OK, we're going to try this again. It's the start of a new season of racing... the first two races are scheduled for tomorrow, and the weather's looking good. I'll post here again with results, and my thoughts on the races.


Sunday, April 30, 2006

Winches: Part two

I have the new stripper ring for my winch... the Rigging Shoppe came through, and got it for me in no time. I plan to install it today - but it looks right, it's just a little smaller than the (just returned) new ring.

I can't say enough about the Rigging Shoppe - a great store, run by great people. If you need sailing parts (or just advice) in the Toronto area, I highly recommend them.

Bottom paint

The days are rapidly getting longer, the water is warming up, and boats are starting to get launched. Hopefully we'll have Canopus afloat within a week or two... but there's still so much to do, to get her ready.

The most important jobs to complete are those below the waterline. Of these, the most common is the bottom paint. This is a layer of antifouling agent that inhibits the growth of algae and slime on the bottom of boat, while she's in the water all season. That growth can significantly slow your performance in the water - so you need to prevent it.

We use VC17 on Canopus - that does a great job, and it's easy to maintain. However, it does need to be reapplied every year. There's very little prep work necessary, a pressure wash of the hull at the end of the previous season is almost enough.

The VC17 itself is actually provided as just a packet of powder (some interesting combination of copper and teflon). The paint can that it comes with contains the application agent - basically a liquid that's used to paint the hull. You mix the powder in, and then paint quickly as the liquid starts to evaporate right away. If you do it right -and work fast enough- you end up with the powder evenly distributed over the hull. Voila, a bottom coat. VC17 starts as a rich copper colour, but once in the water it turns to a dark grey.

We also like to wax the hull above the waterline, before she gets launched.
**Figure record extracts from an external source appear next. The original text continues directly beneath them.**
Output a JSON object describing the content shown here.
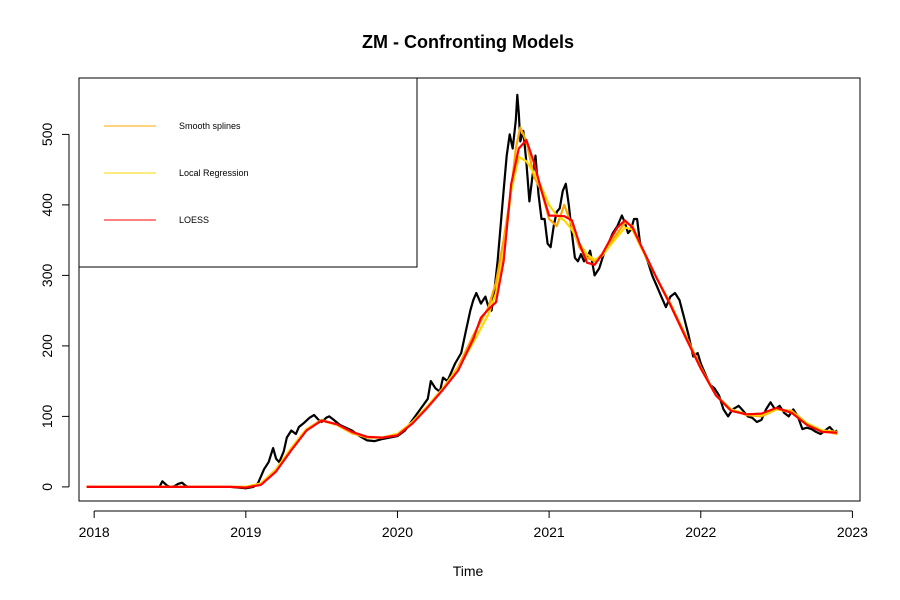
{
  "chart_data": {
    "type": "line",
    "title": "ZM - Confronting Models",
    "xlabel": "Time",
    "ylabel": "",
    "xlim": [
      2017.9,
      2023.05
    ],
    "ylim": [
      -20,
      580
    ],
    "x_ticks": [
      2018,
      2019,
      2020,
      2021,
      2022,
      2023
    ],
    "y_ticks": [
      0,
      100,
      200,
      300,
      400,
      500
    ],
    "grid": false,
    "legend_position": "top-left",
    "series": [
      {
        "role": "observed",
        "color": "#000000",
        "x": [
          2017.95,
          2018.3,
          2018.43,
          2018.45,
          2018.48,
          2018.5,
          2018.53,
          2018.55,
          2018.58,
          2018.6,
          2018.62,
          2018.7,
          2018.9,
          2019.0,
          2019.05,
          2019.08,
          2019.1,
          2019.12,
          2019.15,
          2019.18,
          2019.2,
          2019.22,
          2019.25,
          2019.27,
          2019.3,
          2019.33,
          2019.35,
          2019.38,
          2019.42,
          2019.45,
          2019.48,
          2019.5,
          2019.53,
          2019.55,
          2019.58,
          2019.62,
          2019.66,
          2019.7,
          2019.75,
          2019.8,
          2019.85,
          2019.9,
          2019.95,
          2020.0,
          2020.05,
          2020.1,
          2020.15,
          2020.2,
          2020.22,
          2020.25,
          2020.28,
          2020.3,
          2020.33,
          2020.35,
          2020.38,
          2020.42,
          2020.45,
          2020.48,
          2020.5,
          2020.52,
          2020.55,
          2020.58,
          2020.6,
          2020.62,
          2020.64,
          2020.66,
          2020.68,
          2020.7,
          2020.72,
          2020.74,
          2020.76,
          2020.78,
          2020.79,
          2020.8,
          2020.81,
          2020.83,
          2020.85,
          2020.87,
          2020.89,
          2020.91,
          2020.93,
          2020.95,
          2020.97,
          2020.99,
          2021.01,
          2021.03,
          2021.05,
          2021.07,
          2021.09,
          2021.11,
          2021.13,
          2021.15,
          2021.17,
          2021.19,
          2021.21,
          2021.23,
          2021.25,
          2021.27,
          2021.3,
          2021.33,
          2021.36,
          2021.39,
          2021.42,
          2021.45,
          2021.48,
          2021.5,
          2021.52,
          2021.54,
          2021.56,
          2021.58,
          2021.6,
          2021.62,
          2021.65,
          2021.68,
          2021.71,
          2021.74,
          2021.77,
          2021.8,
          2021.83,
          2021.86,
          2021.89,
          2021.92,
          2021.95,
          2021.98,
          2022.0,
          2022.03,
          2022.06,
          2022.09,
          2022.12,
          2022.15,
          2022.18,
          2022.21,
          2022.25,
          2022.28,
          2022.31,
          2022.34,
          2022.37,
          2022.4,
          2022.43,
          2022.46,
          2022.49,
          2022.52,
          2022.55,
          2022.58,
          2022.61,
          2022.64,
          2022.67,
          2022.7,
          2022.73,
          2022.76,
          2022.79,
          2022.82,
          2022.85,
          2022.88,
          2022.9
        ],
        "y": [
          0,
          0,
          0,
          8,
          2,
          0,
          1,
          4,
          6,
          2,
          0,
          0,
          0,
          -2,
          0,
          5,
          15,
          25,
          35,
          55,
          40,
          35,
          50,
          70,
          80,
          75,
          85,
          90,
          98,
          102,
          95,
          92,
          98,
          100,
          95,
          88,
          84,
          80,
          72,
          66,
          65,
          68,
          70,
          72,
          80,
          95,
          110,
          125,
          150,
          140,
          135,
          155,
          150,
          160,
          175,
          190,
          220,
          250,
          265,
          275,
          260,
          270,
          255,
          250,
          280,
          320,
          370,
          420,
          470,
          500,
          480,
          520,
          556,
          530,
          490,
          505,
          460,
          405,
          440,
          470,
          415,
          380,
          380,
          345,
          340,
          370,
          390,
          395,
          420,
          430,
          400,
          360,
          325,
          320,
          330,
          320,
          325,
          335,
          300,
          310,
          330,
          345,
          360,
          370,
          385,
          375,
          360,
          365,
          380,
          380,
          345,
          335,
          320,
          300,
          285,
          270,
          255,
          270,
          275,
          265,
          240,
          215,
          185,
          190,
          175,
          160,
          145,
          140,
          130,
          110,
          100,
          110,
          115,
          108,
          100,
          98,
          92,
          95,
          110,
          120,
          110,
          115,
          105,
          100,
          110,
          100,
          82,
          84,
          82,
          78,
          75,
          80,
          85,
          78,
          80
        ]
      },
      {
        "name": "Smooth splines",
        "color": "#FFA500",
        "x": [
          2017.95,
          2018.5,
          2018.9,
          2019.0,
          2019.1,
          2019.2,
          2019.3,
          2019.4,
          2019.5,
          2019.6,
          2019.7,
          2019.8,
          2019.9,
          2020.0,
          2020.1,
          2020.2,
          2020.3,
          2020.4,
          2020.5,
          2020.6,
          2020.65,
          2020.7,
          2020.75,
          2020.78,
          2020.81,
          2020.85,
          2020.9,
          2020.95,
          2021.0,
          2021.05,
          2021.1,
          2021.15,
          2021.2,
          2021.25,
          2021.3,
          2021.35,
          2021.4,
          2021.45,
          2021.5,
          2021.55,
          2021.6,
          2021.7,
          2021.8,
          2021.9,
          2022.0,
          2022.1,
          2022.2,
          2022.3,
          2022.4,
          2022.5,
          2022.6,
          2022.7,
          2022.8,
          2022.9
        ],
        "y": [
          0,
          0,
          0,
          0,
          5,
          25,
          55,
          82,
          95,
          88,
          76,
          70,
          70,
          75,
          92,
          115,
          140,
          170,
          215,
          255,
          290,
          350,
          420,
          480,
          510,
          490,
          440,
          420,
          380,
          370,
          400,
          370,
          340,
          325,
          320,
          330,
          345,
          360,
          375,
          370,
          345,
          300,
          260,
          215,
          170,
          130,
          110,
          102,
          100,
          110,
          108,
          90,
          80,
          75
        ]
      },
      {
        "name": "Local Regression",
        "color": "#FFD700",
        "x": [
          2017.95,
          2018.5,
          2018.9,
          2019.0,
          2019.1,
          2019.2,
          2019.3,
          2019.4,
          2019.5,
          2019.6,
          2019.7,
          2019.8,
          2019.9,
          2020.0,
          2020.1,
          2020.2,
          2020.3,
          2020.4,
          2020.5,
          2020.6,
          2020.65,
          2020.7,
          2020.75,
          2020.8,
          2020.85,
          2020.9,
          2020.95,
          2021.0,
          2021.05,
          2021.1,
          2021.15,
          2021.2,
          2021.25,
          2021.3,
          2021.35,
          2021.4,
          2021.45,
          2021.5,
          2021.55,
          2021.6,
          2021.7,
          2021.8,
          2021.9,
          2022.0,
          2022.1,
          2022.2,
          2022.3,
          2022.4,
          2022.5,
          2022.6,
          2022.7,
          2022.8,
          2022.9
        ],
        "y": [
          0,
          0,
          0,
          0,
          5,
          25,
          55,
          82,
          94,
          88,
          77,
          71,
          70,
          75,
          92,
          115,
          140,
          168,
          205,
          245,
          275,
          330,
          420,
          468,
          462,
          445,
          425,
          400,
          385,
          378,
          365,
          345,
          330,
          322,
          328,
          342,
          355,
          368,
          365,
          342,
          300,
          258,
          212,
          168,
          130,
          110,
          103,
          102,
          110,
          106,
          90,
          80,
          78
        ]
      },
      {
        "name": "LOESS",
        "color": "#FF0000",
        "x": [
          2017.95,
          2018.5,
          2018.9,
          2019.0,
          2019.1,
          2019.2,
          2019.3,
          2019.4,
          2019.5,
          2019.6,
          2019.7,
          2019.8,
          2019.9,
          2020.0,
          2020.1,
          2020.2,
          2020.3,
          2020.4,
          2020.5,
          2020.55,
          2020.6,
          2020.65,
          2020.7,
          2020.75,
          2020.8,
          2020.85,
          2020.9,
          2020.95,
          2021.0,
          2021.1,
          2021.15,
          2021.2,
          2021.25,
          2021.3,
          2021.35,
          2021.4,
          2021.45,
          2021.5,
          2021.55,
          2021.6,
          2021.7,
          2021.8,
          2021.9,
          2022.0,
          2022.1,
          2022.2,
          2022.3,
          2022.4,
          2022.5,
          2022.6,
          2022.7,
          2022.8,
          2022.9
        ],
        "y": [
          0,
          0,
          0,
          -1,
          3,
          22,
          52,
          80,
          94,
          89,
          78,
          71,
          70,
          73,
          90,
          113,
          138,
          165,
          210,
          240,
          252,
          262,
          320,
          430,
          480,
          492,
          460,
          420,
          385,
          384,
          378,
          345,
          318,
          315,
          330,
          350,
          368,
          378,
          368,
          345,
          300,
          258,
          212,
          168,
          130,
          108,
          103,
          104,
          112,
          105,
          88,
          78,
          77
        ]
      }
    ]
  }
}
This is not as much for functional reasons, it's mostly aesthetic... but good looks count for something.

There's lots else to prepare Canopus for the season, but if necessary almost everything else can be done once she's in the water. It's a nice sunny day today, so I'm going to work on some of the remaining jobs - I'll update the blog tonight with what got done.

Tuesday, April 18, 2006

First up: Winches

First piece of maintenance on Canopus this year, I need to repair one of the winches.
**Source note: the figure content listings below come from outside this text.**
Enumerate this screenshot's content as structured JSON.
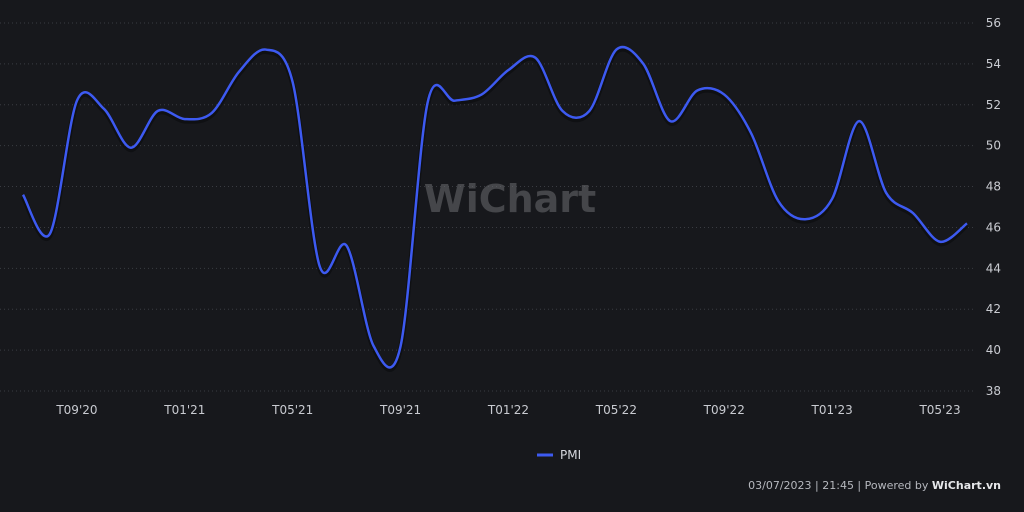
{
  "chart_data": {
    "type": "line",
    "x": [
      "07/2020",
      "08/2020",
      "09/2020",
      "10/2020",
      "11/2020",
      "12/2020",
      "01/2021",
      "02/2021",
      "03/2021",
      "04/2021",
      "05/2021",
      "06/2021",
      "07/2021",
      "08/2021",
      "09/2021",
      "10/2021",
      "11/2021",
      "12/2021",
      "01/2022",
      "02/2022",
      "03/2022",
      "04/2022",
      "05/2022",
      "06/2022",
      "07/2022",
      "08/2022",
      "09/2022",
      "10/2022",
      "11/2022",
      "12/2022",
      "01/2023",
      "02/2023",
      "03/2023",
      "04/2023",
      "05/2023",
      "06/2023"
    ],
    "x_tick_labels": [
      "T09'20",
      "T01'21",
      "T05'21",
      "T09'21",
      "T01'22",
      "T05'22",
      "T09'22",
      "T01'23",
      "T05'23"
    ],
    "x_tick_positions": [
      "09/2020",
      "01/2021",
      "05/2021",
      "09/2021",
      "01/2022",
      "05/2022",
      "09/2022",
      "01/2023",
      "05/2023"
    ],
    "series": [
      {
        "name": "PMI",
        "color": "#3d5af1",
        "values": [
          47.6,
          45.7,
          52.2,
          51.8,
          49.9,
          51.7,
          51.3,
          51.6,
          53.6,
          54.7,
          53.1,
          44.1,
          45.1,
          40.2,
          40.2,
          52.1,
          52.2,
          52.5,
          53.7,
          54.3,
          51.7,
          51.7,
          54.7,
          54.0,
          51.2,
          52.7,
          52.5,
          50.6,
          47.3,
          46.4,
          47.4,
          51.2,
          47.7,
          46.7,
          45.3,
          46.2
        ]
      }
    ],
    "ylim": [
      38,
      56
    ],
    "y_ticks": [
      38,
      40,
      42,
      44,
      46,
      48,
      50,
      52,
      54,
      56
    ],
    "y_axis_position": "right",
    "grid": true,
    "legend_position": "bottom-center"
  },
  "watermark": "WiChart",
  "footer": {
    "timestamp": "03/07/2023 | 21:45 | Powered by ",
    "brand": "WiChart.vn"
  }
}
I am fortunate to have some great winches on Canopus; she has two Lewmar winches on the cabin top, and two more Lewmar 40 self-tailing winches on the cockpit sides. The self-tailing winches are great. Using a simple winch, you need to turn ("grind") the winch with one hand, and keep pulling the line ("tail") with the other hand. This is only done fast if you have two people; one grinding, the other tailing. A self-tailing winch keeps the tension on the line by itself, meaning you can concentrate on the grinding - it's faster, and much easier when sailing by yourself.

The self-tailing mechanism is quite clever - it's difficult to describe, here's an exploded view of one. There are two plates that grip the line sitting at the top of the winch. This pulls the line up... but something needs to strip the line out from between the two plates. That piece is called the "stripper ring" (part 17 in the previous diagram) - and the stripper ring in my starboard winch is broken.
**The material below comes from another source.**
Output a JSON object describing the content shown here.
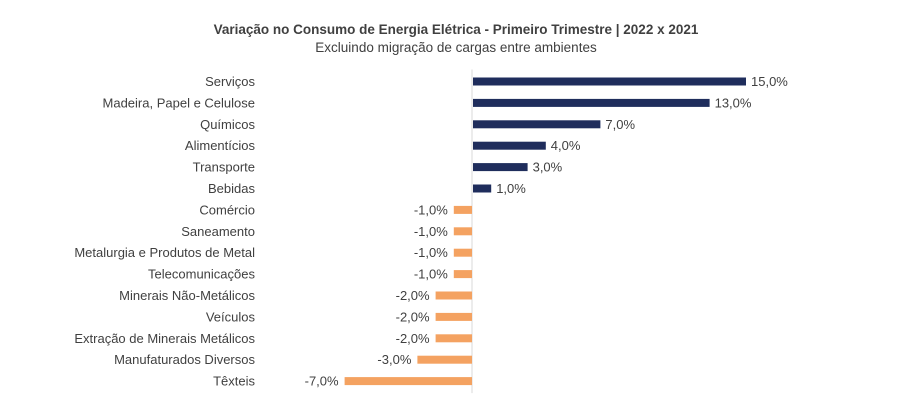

I ordered a new one at the end of last year, received the part during the winter, and finally got a chance to install it last weekend - or rather, to try and install it. Sure enough, the ring I received is about an 1/8th of an inch too big. I'm not sure why, but it's big enough that it won't fit. Sigh. So, that's me back to the good folks at The Rigging Shoppe, who (as always) were great to deal with, and happy to take the wrong part back - but now I'm back to waiting for another ring. There's nothing simple (or cheap) about boat repairs.

Introducing myself

So what do I sail? She's a 1986 Catalina 27 named Canopus (after the star). I've owned her for three years now. I sail on Lake Simcoe, out of Jackson's Point harbour. I'm a member of Sail Georgina Association - in fact I happen to the commodore of the club for this year. That's a lot of work as well... but a topic for another posting.

Ahoy There

Well hello; welcome to my blog. Who's to know how long this blog will last, or how widely it will be read... only time will tell those things.

I'm a sailor -as all my friends know- and as I write this, it's Spring. Ah, Spring, when the ice melts, the days turn longer, and the sailors start to prepare their boats for the season. So that's what I'm going to write about - my boat. This is mostly for my own sake, as a log of my exploits, but you're welcome to follow along. I like to sail (day and night), I like to race, and I generally enjoy spending time on the water - but for now, there's lots of work to prepare for the season, so that's where I'll start.